Type ‘vaccination’ into the Facebook search bar and you receive suggestions like VACCINE TRUTH MOVEMENT, Vaccination Re-education and Stop Mandatory Vaccination. The latter group is followed by more than 130,000 accounts and was recently censored by the UK Advertising Standards Agency over a paid-for Facebook post. “Parents,” it read, “not only can any vaccine given at any age kill your child, but if this unthinkable tragedy does occur, doctors will dismiss it as ‘Sudden Infant Death Syndrome’.”

The post also included an image of a baby, eyes closed, with the caption: “Owen Matthew Stokes (Aug 18, 2017 – Oct 25, 2017)… 2 month old dies 48 hours after 8 Vaccines”.

Personal stories like this one feature heavily across online anti-vaxxer communities. Most of them are about babies with congenital health conditions, diagnosed after the child had been vaccinated. But that isn’t how the graphics, videos, and below-the-cut posts tell it.

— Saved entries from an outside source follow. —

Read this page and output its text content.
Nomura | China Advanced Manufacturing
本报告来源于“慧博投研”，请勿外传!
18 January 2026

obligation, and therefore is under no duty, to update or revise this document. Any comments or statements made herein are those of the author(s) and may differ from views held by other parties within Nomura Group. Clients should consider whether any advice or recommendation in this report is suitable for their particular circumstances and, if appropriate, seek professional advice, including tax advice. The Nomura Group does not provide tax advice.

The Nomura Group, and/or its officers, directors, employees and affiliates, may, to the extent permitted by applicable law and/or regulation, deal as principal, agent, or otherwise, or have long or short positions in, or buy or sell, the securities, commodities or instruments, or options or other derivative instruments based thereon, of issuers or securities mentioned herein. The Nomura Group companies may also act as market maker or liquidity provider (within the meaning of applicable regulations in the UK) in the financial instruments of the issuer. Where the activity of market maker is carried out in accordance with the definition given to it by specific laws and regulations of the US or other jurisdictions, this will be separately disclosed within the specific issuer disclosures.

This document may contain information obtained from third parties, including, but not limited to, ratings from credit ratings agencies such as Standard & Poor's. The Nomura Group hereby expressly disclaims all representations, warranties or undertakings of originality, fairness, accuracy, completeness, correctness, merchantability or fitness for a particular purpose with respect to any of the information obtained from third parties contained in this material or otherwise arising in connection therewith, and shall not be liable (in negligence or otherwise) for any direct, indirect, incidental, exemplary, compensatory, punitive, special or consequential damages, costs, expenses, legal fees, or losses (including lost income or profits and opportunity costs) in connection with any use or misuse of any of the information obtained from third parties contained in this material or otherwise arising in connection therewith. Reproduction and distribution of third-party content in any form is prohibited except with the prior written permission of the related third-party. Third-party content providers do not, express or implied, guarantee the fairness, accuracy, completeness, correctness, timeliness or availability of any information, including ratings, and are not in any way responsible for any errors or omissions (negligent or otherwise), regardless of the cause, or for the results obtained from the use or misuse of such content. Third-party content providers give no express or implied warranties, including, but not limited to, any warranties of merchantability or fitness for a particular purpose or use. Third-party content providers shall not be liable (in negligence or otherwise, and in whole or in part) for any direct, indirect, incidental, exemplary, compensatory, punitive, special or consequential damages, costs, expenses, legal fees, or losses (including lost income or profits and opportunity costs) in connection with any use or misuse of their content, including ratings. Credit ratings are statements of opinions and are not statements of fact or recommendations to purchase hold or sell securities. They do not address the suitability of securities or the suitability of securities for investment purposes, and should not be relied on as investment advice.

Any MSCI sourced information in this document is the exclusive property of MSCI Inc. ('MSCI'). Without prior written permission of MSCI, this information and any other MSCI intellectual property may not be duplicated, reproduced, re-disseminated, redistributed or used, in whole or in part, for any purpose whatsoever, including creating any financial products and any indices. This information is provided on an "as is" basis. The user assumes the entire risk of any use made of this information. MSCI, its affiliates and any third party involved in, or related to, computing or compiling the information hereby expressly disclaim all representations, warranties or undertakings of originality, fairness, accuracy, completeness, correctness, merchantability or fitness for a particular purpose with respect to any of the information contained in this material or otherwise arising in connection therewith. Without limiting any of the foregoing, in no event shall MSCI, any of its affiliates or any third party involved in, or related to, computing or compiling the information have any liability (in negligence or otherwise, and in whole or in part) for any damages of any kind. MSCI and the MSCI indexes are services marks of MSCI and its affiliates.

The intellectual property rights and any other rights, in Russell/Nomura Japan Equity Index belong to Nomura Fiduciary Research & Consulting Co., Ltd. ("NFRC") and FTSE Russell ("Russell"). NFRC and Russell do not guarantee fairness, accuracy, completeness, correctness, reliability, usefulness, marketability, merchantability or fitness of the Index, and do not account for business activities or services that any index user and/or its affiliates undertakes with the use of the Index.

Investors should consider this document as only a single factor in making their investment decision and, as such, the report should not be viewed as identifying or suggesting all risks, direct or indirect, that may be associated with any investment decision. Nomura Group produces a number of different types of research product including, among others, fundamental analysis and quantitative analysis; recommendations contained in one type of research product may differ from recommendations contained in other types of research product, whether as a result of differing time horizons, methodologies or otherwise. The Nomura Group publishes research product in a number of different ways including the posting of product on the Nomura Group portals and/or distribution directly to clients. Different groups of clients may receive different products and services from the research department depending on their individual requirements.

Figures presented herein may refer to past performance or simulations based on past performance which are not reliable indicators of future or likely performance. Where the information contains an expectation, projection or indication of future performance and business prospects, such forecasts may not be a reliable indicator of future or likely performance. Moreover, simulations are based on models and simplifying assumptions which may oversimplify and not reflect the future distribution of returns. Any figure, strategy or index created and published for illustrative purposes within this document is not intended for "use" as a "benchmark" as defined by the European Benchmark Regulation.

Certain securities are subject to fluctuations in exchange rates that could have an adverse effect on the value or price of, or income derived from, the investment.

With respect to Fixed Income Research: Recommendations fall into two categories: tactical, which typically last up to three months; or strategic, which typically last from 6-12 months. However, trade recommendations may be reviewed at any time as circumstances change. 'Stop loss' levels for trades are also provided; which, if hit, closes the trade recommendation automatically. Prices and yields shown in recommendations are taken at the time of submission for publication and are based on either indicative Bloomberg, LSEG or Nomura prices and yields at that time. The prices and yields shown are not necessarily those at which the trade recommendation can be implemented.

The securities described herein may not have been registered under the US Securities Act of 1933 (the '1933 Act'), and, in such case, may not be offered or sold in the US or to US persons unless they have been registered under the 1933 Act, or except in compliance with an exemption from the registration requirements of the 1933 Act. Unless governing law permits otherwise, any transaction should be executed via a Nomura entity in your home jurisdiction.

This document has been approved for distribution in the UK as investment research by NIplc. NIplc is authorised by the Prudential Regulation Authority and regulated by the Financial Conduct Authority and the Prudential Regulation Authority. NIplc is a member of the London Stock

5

There is a persistent belief among anti-vaxxers that ‘too many’ vaccinations at once can overwhelm the immune system, causing illnesses from encephalitis to multiple sclerosis – or, classically, neurodivergence like autism. Debunking this with scientific evidence has proved ineffective; the almost inevitable responses are another sick baby scare-story or a pseudoscientific counter-argument, backed up by the apparent authority of a naturopath.

This month, Pinterest decided that the only tenable solution was a blanket ban on all content relating to vaccines, recognising that their platform had become a hive of misinformation and scare-stories propagated by anti-vaxxers.

What’s striking about these groups, is the range of political viewpoints they can accommodate. Left-populist distrust of profit-motivated healthcare comes up a lot – its an understandable instinct, and one I felt too when I was given reason to wonder if the man who vaccinated me did so out of financial incentive. A lot of people in these communities also have strong libertarian leanings. They are inherently suspicious of government incentives to vaccinate, considering it an affront to bodily autonomy.

Research published just this week by Queen Mary, University of London, indicates that vaccine hesitancy grows in line with support for populist parties across the political spectrum. But while the populism is important, the politics is usually secondary to the appeal of online anti-vaxxer spaces. The biggest draw is having something concrete to blame for sickness and suffering. People can become horrifically ill horrifyingly quickly, and sometimes doctors don’t understand why. We all know this, but it doesn’t help much when it actually happens to us.

For parents of severely ill or deceased children, a demographic vastly over-represented in these communities, blaming vaccines allows them to believe that they can do something active to protect other children from the suffering their child experienced. It is far more difficult to accept the helplessness of never knowing exactly how or why your child became sick, than it is to accept that their suffering is the fault of something you are able to fight against. Vaccines provide a target.

Where does that leave us? A measles epidemic in Madagascar just killed more than 900 people. To achieve and maintain immunity, we need to reframe the issue for people feeling the lure of the anti-vaxxers. The power of the case against vaccines is largely in its appeal to emotion and agency. It’s this that the pro-vaccine majority needs to address when we make our counter-case.

What happened to me was rare, non-contagious and eminently treatable. None of those things is true for the diseases from which vaccination protects us.


Imogen Shaw is a political consultant at a communications agency in London.